Illumina said investors who hold its shares on Feb. 6 will be granted one preferred stock purchase right as a dividend for each common share, though the right will only be valid if an investor buys 15% of the company. The move is meant to make an acquisition more expensive by handing out new shares in the target.
Analysts expect Roche will sweeten its $44.50 per share offer and eventually strike an agreed deal. "It's part of the usual shenanigans you have in a hostile takeover. Everyone throws their lawyers at each other," Vontobel Research analyst Andrew Weiss said. "Eventually they'll find amicable terms."
Roche unveiled its unexpected bid Wednesday after it said Illumina executives resisted its advances. San Diego-based Illumina makes machines that use blood or tissue samples to identify a person's genetic makeup, a procedure known as gene sequencing.
The drug giant wants to integrate Illumina into its own genetic analysis division to broaden its offering of personalized cancer therapies. Defining a tumor's DNA can lead to more effective treatment.
Although suitors such as Germany's Siemens AG or General Electric Co. could enter the bidding, analysts believe they would have trouble keeping up with Roche because the Big Pharma company can squeeze the most value out of the acquisition by offering both analysis and treatment.
"The Illumina board has taken this action to ensure that our stockholders receive fair treatment and protection in connection with any proposal or offer to acquire the company, including the proposal announced by Roche, and to provide stockholders with adequate time to properly assess any such proposal," Illumina CEO Jay Flatley said in a statement.
In addition to the approach, Roche has said it will also propose its own appointments to Illumina's board at the next shareholders' meeting in an attempt to gain a majority. No date has yet been set for the meeting.
But Illumina's charter and bylaws have anticipated such a move, stipulating staggered board elections that allow only a portion of the board to be replaced at each shareholders' meeting. Roche likely will also ask shareholders to amend the plans to remove the staggered board, though such a move would require two-thirds approval.
Analysts have said Illumina's 52-week high of $79.40 per share suggests the company is worth more than the current offer and investors Wednesday pushed the stock up 46%, to $55.15. The shares weakened a bit on Thursday, falling 2%, or $1.11, to $54.04 in morning trade.
Roche was off Sfr0.60 at Sfr159.40 ($173.90) in afternoon Zurich trade.
Roche has prevailed in several past hostile takeover bids.
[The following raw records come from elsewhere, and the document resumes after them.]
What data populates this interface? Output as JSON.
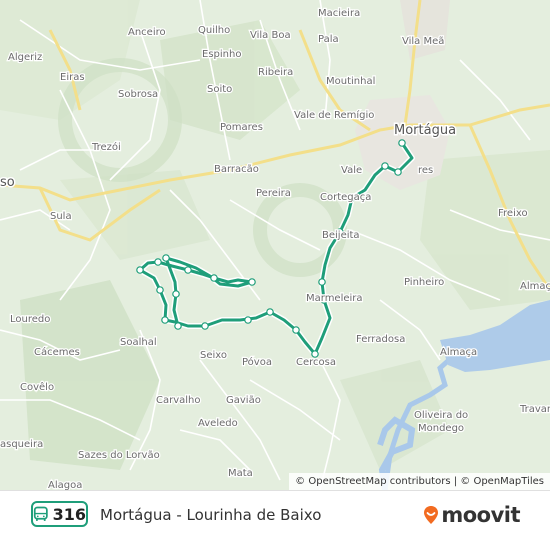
{
  "map": {
    "places": [
      {
        "id": "macieira",
        "label": "Macieira"
      },
      {
        "id": "anceiro",
        "label": "Anceiro"
      },
      {
        "id": "quilho",
        "label": "Quilho"
      },
      {
        "id": "vila-boa",
        "label": "Vila Boa"
      },
      {
        "id": "pala",
        "label": "Pala"
      },
      {
        "id": "vila-mea",
        "label": "Vila Meã"
      },
      {
        "id": "algeriz",
        "label": "Algeriz"
      },
      {
        "id": "espinho",
        "label": "Espinho"
      },
      {
        "id": "ribeira",
        "label": "Ribeira"
      },
      {
        "id": "eiras",
        "label": "Eiras"
      },
      {
        "id": "moutinhal",
        "label": "Moutinhal"
      },
      {
        "id": "sobrosa",
        "label": "Sobrosa"
      },
      {
        "id": "soito",
        "label": "Soito"
      },
      {
        "id": "vale-de-remigio",
        "label": "Vale de Remígio"
      },
      {
        "id": "pomares",
        "label": "Pomares"
      },
      {
        "id": "mortagua",
        "label": "Mortágua"
      },
      {
        "id": "trezoi",
        "label": "Trezói"
      },
      {
        "id": "vale-acores",
        "label": "Vale"
      },
      {
        "id": "acores-suffix",
        "label": "res"
      },
      {
        "id": "barracao",
        "label": "Barracão"
      },
      {
        "id": "pereira",
        "label": "Pereira"
      },
      {
        "id": "cortegaca",
        "label": "Cortegaça"
      },
      {
        "id": "sula",
        "label": "Sula"
      },
      {
        "id": "freixo",
        "label": "Freixo"
      },
      {
        "id": "beijeita",
        "label": "Beijeita"
      },
      {
        "id": "pinheiro",
        "label": "Pinheiro"
      },
      {
        "id": "almaca-top",
        "label": "Almaç"
      },
      {
        "id": "marmeleira",
        "label": "Marmeleira"
      },
      {
        "id": "loredo",
        "label": "Louredo"
      },
      {
        "id": "ferradosa",
        "label": "Ferradosa"
      },
      {
        "id": "almaca",
        "label": "Almaça"
      },
      {
        "id": "cacemes",
        "label": "Cácemes"
      },
      {
        "id": "soalhal",
        "label": "Soalhal"
      },
      {
        "id": "seixo",
        "label": "Seixo"
      },
      {
        "id": "povoa",
        "label": "Póvoa"
      },
      {
        "id": "cercosa",
        "label": "Cercosa"
      },
      {
        "id": "covelo",
        "label": "Covêlo"
      },
      {
        "id": "carvalho",
        "label": "Carvalho"
      },
      {
        "id": "gaviao",
        "label": "Gavião"
      },
      {
        "id": "oliveira",
        "label": "Oliveira do"
      },
      {
        "id": "mondego",
        "label": "Mondego"
      },
      {
        "id": "travanca",
        "label": "Travan"
      },
      {
        "id": "aveledo",
        "label": "Aveledo"
      },
      {
        "id": "sazes",
        "label": "Sazes do Lorvão"
      },
      {
        "id": "mata",
        "label": "Mata"
      },
      {
        "id": "asqueira",
        "label": "asqueira"
      },
      {
        "id": "alagoa",
        "label": "Alagoa"
      },
      {
        "id": "left-so",
        "label": "so"
      },
      {
        "id": "almaca2",
        "label": "Almaç"
      }
    ],
    "route_color": "#1f9e7a",
    "stops_count": 24
  },
  "attribution": {
    "copyright": "©",
    "osm_contrib": "OpenStreetMap contributors",
    "sep": " | © ",
    "omt": "OpenMapTiles"
  },
  "footer": {
    "route_number": "316",
    "route_name": "Mortágua - Lourinha de Baixo",
    "brand": "moovit",
    "brand_color": "#f26b21",
    "bus_icon_color": "#1f9e7a"
  }
}
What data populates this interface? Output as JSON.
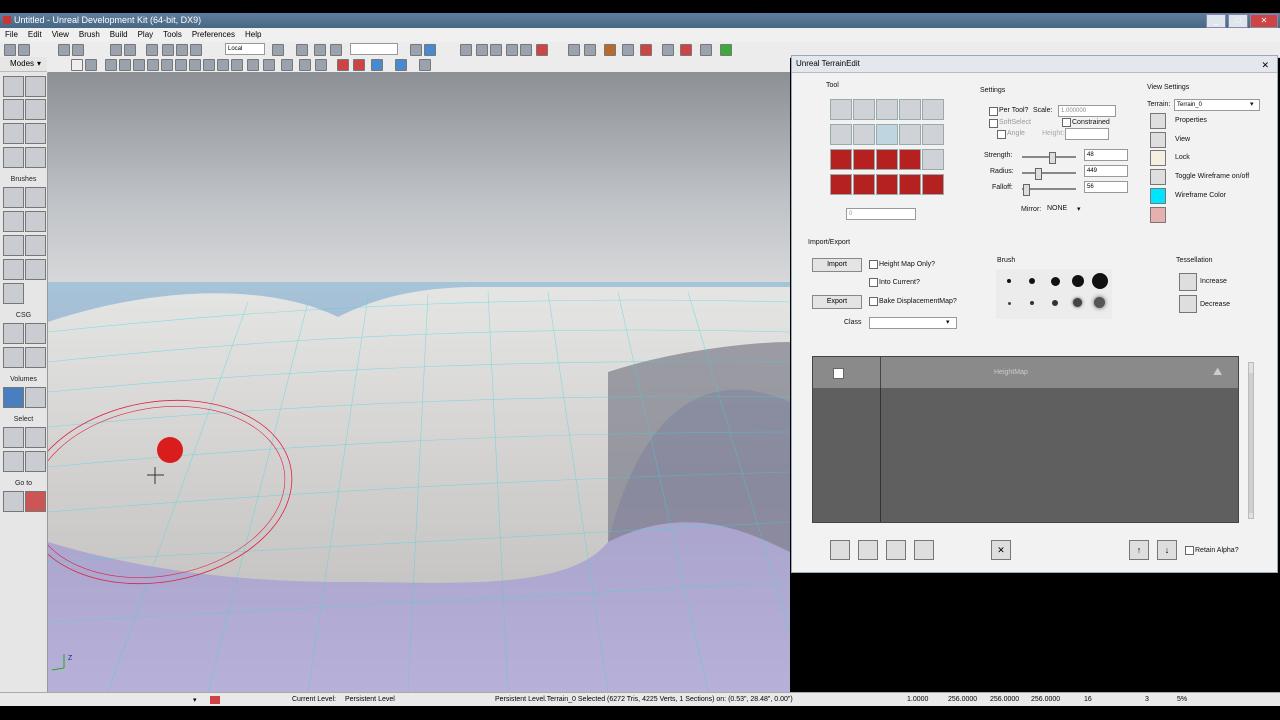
{
  "app": {
    "title": "Untitled - Unreal Development Kit (64-bit, DX9)"
  },
  "menu": [
    "File",
    "Edit",
    "View",
    "Brush",
    "Build",
    "Play",
    "Tools",
    "Preferences",
    "Help"
  ],
  "toolbar": {
    "coord_system": "Local"
  },
  "modes_panel": {
    "title": "Modes",
    "sections": [
      "Brushes",
      "CSG",
      "Volumes",
      "Select",
      "Go to"
    ]
  },
  "viewport": {
    "axis_z": "Z"
  },
  "status": {
    "current_level": "Current Level:",
    "level_name": "Persistent Level",
    "selection": "Persistent Level.Terrain_0 Selected (6272 Tris, 4225 Verts, 1 Sections) on: (0.53\", 28.48\", 0.00\")",
    "v1": "1.0000",
    "v2": "256.0000",
    "v3": "256.0000",
    "v4": "256.0000",
    "grid": "16",
    "snap": "3",
    "pct": "5%"
  },
  "terrain": {
    "title": "Unreal TerrainEdit",
    "tool_label": "Tool",
    "tool_value": "0",
    "settings": {
      "label": "Settings",
      "per_tool": "Per Tool?",
      "scale_label": "Scale:",
      "scale_value": "1.000000",
      "soft_select": "SoftSelect",
      "constrained": "Constrained",
      "angle": "Angle",
      "height": "Height:",
      "strength_label": "Strength:",
      "strength_value": "48",
      "strength_pct": 0.55,
      "radius_label": "Radius:",
      "radius_value": "449",
      "radius_pct": 0.3,
      "falloff_label": "Falloff:",
      "falloff_value": "56",
      "falloff_pct": 0.08,
      "mirror_label": "Mirror:",
      "mirror_value": "NONE"
    },
    "view_settings": {
      "label": "View Settings",
      "terrain_label": "Terrain:",
      "terrain_value": "Terrain_0",
      "properties": "Properties",
      "view": "View",
      "lock": "Lock",
      "toggle_wireframe": "Toggle Wireframe on/off",
      "wireframe_color": "Wireframe Color",
      "wire_color": "#00e5ff"
    },
    "import_export": {
      "label": "Import/Export",
      "import": "Import",
      "export": "Export",
      "height_only": "Height Map Only?",
      "into_current": "Into Current?",
      "bake": "Bake DisplacementMap?",
      "class": "Class"
    },
    "brush_label": "Brush",
    "tessellation": {
      "label": "Tessellation",
      "increase": "Increase",
      "decrease": "Decrease"
    },
    "layers": {
      "heightmap": "HeightMap"
    },
    "retain_alpha": "Retain Alpha?"
  }
}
In 2008 it won over shareholders of Tucson, Ariz., tissue analysis company Ventana Medical Systems Inc. by sweetening an unwanted $3 billion bid to $3.4 billion.
That same year it convinced minority shareholders of San Francisco's Genentech Inc. to hand over the 44% stake it didn't already own by sweetening its bid to $46.8 billion from an initial $43.7 billion.
Greenhill & Co. and Citigroup Inc. are providing financial advice to Roche in its pursuit of Illumina, while a Davis Polk & Wardwell LLP team led by Arthur F. Golden and Marc O. Williams and including Brian Wolfe, Christina Henderson and Sabrina L. Ursaner is serving as legal counsel.
Goldman, Sachs & Co. and Bank of America Merrill Lynch are Illumina's financial advisers. Dewey & LeBoeuf LLP is the company's legal counsel with a team led by partners Rick Climan, Keith Flaum and Frederick Kanner, of counsel.